O Movimento dos Clubes Formadores do Futebol Brasileiro – MCFFB comunicou, em nota oficial, nesta quarta-feira (19), a reintegração do Corinthians/SP ao grupo. O texto destaca que a decisão reafirma os princípios de diálogo, responsabilidade institucional e defesa permanente da formação de atletas no futebol brasileiro. A reintegração encerra um afastamento que já durava dezenove meses e que teve origem em uma disputa entre Corinthians e Palmeiras/SP pela contratação de um jovem jogador da base.

O caso começou em janeiro de 2025, quando o Palmeiras acusou formalmente o Corinthians de aliciar o atacante Pedro Morelli, então com 14 anos, que deixou a Barra Funda para assinar contrato de formação com o rival até janeiro de 2028. O Palmeiras formalizou a denúncia ao movimento, que acatou o pedido e excluiu o Corinthians do grupo. O clube alvinegro negou o aliciamento e chegou a protestar contra o que classificou de decisão arbitrária, mas a punição foi mantida.
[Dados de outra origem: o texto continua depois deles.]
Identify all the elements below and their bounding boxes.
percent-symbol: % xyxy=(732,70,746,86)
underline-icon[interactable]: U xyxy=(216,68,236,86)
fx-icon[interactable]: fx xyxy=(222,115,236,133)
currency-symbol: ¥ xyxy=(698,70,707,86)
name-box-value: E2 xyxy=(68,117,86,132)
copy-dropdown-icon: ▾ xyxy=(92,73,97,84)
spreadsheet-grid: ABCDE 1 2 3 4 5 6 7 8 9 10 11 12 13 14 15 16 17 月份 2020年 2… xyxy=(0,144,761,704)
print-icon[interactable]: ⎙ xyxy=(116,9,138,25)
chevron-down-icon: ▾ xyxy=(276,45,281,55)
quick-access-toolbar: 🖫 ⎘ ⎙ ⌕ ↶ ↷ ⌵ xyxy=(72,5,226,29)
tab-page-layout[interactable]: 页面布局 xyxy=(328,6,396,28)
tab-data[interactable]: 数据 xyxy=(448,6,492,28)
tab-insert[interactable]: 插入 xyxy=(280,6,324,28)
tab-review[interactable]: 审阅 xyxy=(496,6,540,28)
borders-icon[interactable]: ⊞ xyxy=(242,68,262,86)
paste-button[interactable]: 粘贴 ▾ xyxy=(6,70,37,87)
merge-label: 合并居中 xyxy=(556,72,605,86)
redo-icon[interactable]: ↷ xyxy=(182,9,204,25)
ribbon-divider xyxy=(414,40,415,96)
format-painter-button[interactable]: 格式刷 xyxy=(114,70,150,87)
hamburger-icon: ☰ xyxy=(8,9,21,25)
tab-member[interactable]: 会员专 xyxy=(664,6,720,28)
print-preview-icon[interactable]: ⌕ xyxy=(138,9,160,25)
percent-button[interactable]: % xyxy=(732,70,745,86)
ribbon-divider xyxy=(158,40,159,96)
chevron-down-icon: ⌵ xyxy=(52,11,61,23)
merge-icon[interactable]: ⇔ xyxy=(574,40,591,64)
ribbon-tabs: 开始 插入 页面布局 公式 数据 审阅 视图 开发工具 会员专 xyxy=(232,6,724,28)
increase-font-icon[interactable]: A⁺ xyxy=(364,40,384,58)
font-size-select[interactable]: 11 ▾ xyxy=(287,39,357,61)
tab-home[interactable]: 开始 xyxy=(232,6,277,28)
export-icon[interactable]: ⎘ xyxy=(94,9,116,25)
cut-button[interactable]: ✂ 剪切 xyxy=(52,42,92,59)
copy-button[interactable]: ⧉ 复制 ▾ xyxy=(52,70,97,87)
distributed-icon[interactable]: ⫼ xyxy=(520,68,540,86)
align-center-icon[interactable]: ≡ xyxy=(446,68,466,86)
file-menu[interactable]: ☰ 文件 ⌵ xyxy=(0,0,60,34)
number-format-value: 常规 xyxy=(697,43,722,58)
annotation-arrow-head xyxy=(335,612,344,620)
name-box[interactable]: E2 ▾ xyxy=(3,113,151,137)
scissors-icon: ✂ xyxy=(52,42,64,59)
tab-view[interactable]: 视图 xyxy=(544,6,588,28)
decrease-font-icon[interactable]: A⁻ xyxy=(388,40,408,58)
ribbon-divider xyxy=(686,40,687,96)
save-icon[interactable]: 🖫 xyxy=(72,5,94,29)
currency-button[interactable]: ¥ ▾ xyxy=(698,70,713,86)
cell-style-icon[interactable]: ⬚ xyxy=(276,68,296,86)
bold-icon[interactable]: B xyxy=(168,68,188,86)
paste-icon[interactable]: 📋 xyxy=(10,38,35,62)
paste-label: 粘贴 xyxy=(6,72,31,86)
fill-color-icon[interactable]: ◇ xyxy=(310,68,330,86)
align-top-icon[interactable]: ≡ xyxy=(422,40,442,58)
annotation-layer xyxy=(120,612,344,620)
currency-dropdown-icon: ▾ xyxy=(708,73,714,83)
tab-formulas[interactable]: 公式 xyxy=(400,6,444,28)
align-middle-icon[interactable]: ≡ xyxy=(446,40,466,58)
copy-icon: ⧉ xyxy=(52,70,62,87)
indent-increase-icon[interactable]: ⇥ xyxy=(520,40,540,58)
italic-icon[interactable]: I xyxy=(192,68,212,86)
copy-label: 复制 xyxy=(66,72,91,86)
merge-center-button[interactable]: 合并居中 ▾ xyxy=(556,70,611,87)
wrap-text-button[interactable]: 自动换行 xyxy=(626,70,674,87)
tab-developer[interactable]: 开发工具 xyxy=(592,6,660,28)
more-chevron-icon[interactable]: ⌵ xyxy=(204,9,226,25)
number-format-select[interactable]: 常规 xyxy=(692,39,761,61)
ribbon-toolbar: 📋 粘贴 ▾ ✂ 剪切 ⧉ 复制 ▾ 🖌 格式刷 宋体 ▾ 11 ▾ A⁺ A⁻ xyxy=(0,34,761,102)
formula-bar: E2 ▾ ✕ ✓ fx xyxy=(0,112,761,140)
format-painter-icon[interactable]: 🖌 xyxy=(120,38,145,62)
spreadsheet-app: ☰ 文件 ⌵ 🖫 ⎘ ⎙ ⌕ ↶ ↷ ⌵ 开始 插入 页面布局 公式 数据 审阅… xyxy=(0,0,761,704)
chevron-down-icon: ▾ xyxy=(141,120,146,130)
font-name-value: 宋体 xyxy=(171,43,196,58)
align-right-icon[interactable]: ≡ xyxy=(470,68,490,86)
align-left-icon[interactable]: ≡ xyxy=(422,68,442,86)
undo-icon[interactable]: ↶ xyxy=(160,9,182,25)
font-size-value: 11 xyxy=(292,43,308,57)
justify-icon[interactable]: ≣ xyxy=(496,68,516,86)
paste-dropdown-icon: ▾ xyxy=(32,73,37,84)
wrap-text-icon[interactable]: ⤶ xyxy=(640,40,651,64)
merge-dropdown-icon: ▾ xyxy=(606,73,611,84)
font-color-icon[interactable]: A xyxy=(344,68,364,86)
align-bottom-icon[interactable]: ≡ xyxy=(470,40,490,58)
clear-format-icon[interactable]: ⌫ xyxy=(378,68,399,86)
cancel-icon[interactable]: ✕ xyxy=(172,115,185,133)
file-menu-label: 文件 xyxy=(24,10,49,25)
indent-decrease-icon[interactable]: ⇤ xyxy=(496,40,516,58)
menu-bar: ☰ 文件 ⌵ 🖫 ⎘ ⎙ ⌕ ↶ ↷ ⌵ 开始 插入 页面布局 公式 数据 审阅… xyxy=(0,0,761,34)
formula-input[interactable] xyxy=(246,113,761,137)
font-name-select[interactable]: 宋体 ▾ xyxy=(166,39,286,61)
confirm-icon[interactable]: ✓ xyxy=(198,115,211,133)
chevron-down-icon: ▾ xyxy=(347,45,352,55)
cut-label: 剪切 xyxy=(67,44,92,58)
Para entender o peso dessa exclusão, é preciso entender o que é o MCFFB. O movimento foi criado em 2012 por um grupo de clubes formadores para reduzir a instabilidade na retenção de jovens talentos, já que a legislação brasileira só permite contrato de formação a partir dos 14 anos e exige um ano de registro para que o clube tenha alguma proteção sobre o atleta.

Hoje, reúne mais de 80 agremiações que possuem o certificado de clube formador da CBF, funcionando por meio de um acordo de cavalheiros no qual os membros se comprometem a não disputar entre si atletas que ainda não têm contrato de formação registrado há pelo menos um ano. Quando um clube descumpre essa regra, pode ser denunciado por outro membro, e o caso passa por um procedimento interno conduzido pela diretoria do grupo, que pode culminar em expulsão.
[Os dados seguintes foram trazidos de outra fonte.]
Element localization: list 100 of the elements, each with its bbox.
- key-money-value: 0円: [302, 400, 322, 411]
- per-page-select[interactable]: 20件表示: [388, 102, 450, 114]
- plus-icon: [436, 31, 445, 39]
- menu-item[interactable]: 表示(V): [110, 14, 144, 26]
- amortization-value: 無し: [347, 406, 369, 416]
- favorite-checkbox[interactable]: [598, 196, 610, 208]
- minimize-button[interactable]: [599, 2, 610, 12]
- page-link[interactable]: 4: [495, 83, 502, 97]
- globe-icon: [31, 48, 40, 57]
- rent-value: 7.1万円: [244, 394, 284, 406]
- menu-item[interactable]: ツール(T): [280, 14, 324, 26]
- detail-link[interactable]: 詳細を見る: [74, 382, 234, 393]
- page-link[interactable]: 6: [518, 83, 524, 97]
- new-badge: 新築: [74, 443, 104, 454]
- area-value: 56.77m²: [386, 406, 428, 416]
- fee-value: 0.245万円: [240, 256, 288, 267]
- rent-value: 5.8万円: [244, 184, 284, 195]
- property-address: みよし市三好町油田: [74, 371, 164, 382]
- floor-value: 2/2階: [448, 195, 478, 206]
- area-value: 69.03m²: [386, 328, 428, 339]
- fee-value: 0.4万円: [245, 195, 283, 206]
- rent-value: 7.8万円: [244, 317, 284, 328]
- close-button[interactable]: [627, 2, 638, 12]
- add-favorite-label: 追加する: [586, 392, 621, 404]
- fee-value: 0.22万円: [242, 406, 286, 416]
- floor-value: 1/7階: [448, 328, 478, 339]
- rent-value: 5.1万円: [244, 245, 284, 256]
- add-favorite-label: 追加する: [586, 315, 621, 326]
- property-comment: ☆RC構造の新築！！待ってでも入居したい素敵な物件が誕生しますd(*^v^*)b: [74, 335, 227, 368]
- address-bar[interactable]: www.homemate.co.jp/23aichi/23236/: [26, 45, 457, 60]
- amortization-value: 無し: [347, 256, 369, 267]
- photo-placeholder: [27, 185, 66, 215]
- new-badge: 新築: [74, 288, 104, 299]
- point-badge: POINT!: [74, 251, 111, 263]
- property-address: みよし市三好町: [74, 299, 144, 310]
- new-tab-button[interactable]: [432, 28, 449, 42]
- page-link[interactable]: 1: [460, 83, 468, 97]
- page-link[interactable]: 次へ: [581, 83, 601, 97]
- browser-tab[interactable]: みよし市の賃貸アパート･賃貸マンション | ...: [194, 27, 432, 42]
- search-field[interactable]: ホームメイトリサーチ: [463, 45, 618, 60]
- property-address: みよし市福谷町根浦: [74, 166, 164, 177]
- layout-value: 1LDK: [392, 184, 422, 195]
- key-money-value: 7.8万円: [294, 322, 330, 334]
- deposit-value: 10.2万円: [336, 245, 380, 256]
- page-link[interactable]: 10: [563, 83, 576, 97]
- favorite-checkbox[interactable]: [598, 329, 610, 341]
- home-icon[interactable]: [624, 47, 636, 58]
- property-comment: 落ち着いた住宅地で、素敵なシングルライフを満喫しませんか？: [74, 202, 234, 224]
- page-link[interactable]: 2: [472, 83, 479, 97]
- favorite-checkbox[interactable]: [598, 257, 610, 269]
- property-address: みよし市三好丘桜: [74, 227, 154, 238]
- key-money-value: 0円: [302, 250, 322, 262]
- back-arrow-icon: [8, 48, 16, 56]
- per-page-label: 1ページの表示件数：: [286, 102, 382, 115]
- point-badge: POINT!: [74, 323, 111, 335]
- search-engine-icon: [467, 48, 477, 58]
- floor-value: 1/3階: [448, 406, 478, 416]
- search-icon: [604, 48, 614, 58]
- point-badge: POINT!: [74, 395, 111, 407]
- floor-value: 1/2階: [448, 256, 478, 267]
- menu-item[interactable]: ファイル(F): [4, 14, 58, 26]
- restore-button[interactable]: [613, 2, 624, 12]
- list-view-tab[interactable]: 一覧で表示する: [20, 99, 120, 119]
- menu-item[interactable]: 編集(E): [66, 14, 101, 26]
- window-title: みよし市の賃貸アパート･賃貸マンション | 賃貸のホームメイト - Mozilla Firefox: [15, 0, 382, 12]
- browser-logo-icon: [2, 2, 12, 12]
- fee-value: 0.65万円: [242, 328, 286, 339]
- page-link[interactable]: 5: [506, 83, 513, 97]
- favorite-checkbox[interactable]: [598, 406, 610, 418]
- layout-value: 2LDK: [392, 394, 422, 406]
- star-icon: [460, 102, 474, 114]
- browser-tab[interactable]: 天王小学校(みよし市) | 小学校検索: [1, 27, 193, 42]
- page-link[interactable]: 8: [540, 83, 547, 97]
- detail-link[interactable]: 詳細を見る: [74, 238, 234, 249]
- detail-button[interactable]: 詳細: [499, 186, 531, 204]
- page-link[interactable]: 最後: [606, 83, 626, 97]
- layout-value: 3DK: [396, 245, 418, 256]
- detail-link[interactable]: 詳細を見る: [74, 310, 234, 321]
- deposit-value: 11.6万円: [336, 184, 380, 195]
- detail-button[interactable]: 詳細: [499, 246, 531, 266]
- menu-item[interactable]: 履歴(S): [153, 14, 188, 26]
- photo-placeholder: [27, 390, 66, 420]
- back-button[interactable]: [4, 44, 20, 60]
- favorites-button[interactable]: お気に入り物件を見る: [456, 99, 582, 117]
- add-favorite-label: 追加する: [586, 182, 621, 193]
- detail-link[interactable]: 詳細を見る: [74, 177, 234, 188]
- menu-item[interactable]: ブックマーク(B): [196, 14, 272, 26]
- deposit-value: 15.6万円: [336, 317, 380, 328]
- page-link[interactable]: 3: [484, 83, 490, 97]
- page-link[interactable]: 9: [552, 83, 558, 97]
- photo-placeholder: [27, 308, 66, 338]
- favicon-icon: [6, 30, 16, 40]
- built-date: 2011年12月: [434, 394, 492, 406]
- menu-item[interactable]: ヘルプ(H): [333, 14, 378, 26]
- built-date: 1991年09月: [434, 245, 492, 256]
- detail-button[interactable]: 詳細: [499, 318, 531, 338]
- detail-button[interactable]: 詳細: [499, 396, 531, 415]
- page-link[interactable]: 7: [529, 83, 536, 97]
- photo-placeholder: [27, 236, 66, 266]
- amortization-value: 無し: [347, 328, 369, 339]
Ficar de fora desse pacto tem consequência prática imediata. Sem a proteção do movimento, o clube excluído perde a rede que impede outros membros de tentar seus jovens atletas sem contrato de formação registrado, e ainda enfrenta dificuldades para disputar competições de base que não sejam organizadas ou chanceladas pela CBF ou pela Federação Paulista de Futebol.

Na prática, isso se traduziu em boicote. Clubes do movimento se recusaram a enfrentar o Corinthians em torneios como a Copa Votorantim e a Copa Nike, ambas de categorias de base, com as categorias mais novas sendo as mais afetadas. O próprio clube estimou que cerca de 300 atletas tenham sido prejudicados enquanto durou o afastamento, incluindo casos de jogadores que deixaram o Parque São Jorge rumo a outras equipes.

O RETORNO

O caminho de volta passou por meses de negociação. Em maio, Corinthians e Palmeiras chegaram a um acordo para remodelar o contrato de Pedro Morelli, com o clube alvinegro pagando indenização de um milhão de reais ao rival e passando a dividir de forma igualitária os direitos econômicos do atleta, além de uma cláusula de compra futura de mais vinte por cento. O entrave seguinte veio da própria família do jogador, que detinha parte do passe e resistiu a ceder o restante do percentual necessário para fechar o acordo com o Palmeiras.

Diante do impasse, o Corinthians optou pela saída definitiva. Com a família sem alinhar a cessão de direitos combinada com o Palmeiras, e com o próprio Morelli perdendo espaço no sub-17, a diretoria decidiu encaminhar a dispensa do atleta como única via restante para viabilizar a readmissão ao movimento. A rescisão já foi publicada no Boletim Informativo Diário da CBF.

Com a reintegração formalizada, o Corinthians volta a disputar as competições organizadas pelos clubes do movimento e recupera a proteção contra o aliciamento de atletas que ainda não têm contrato de formação consolidado.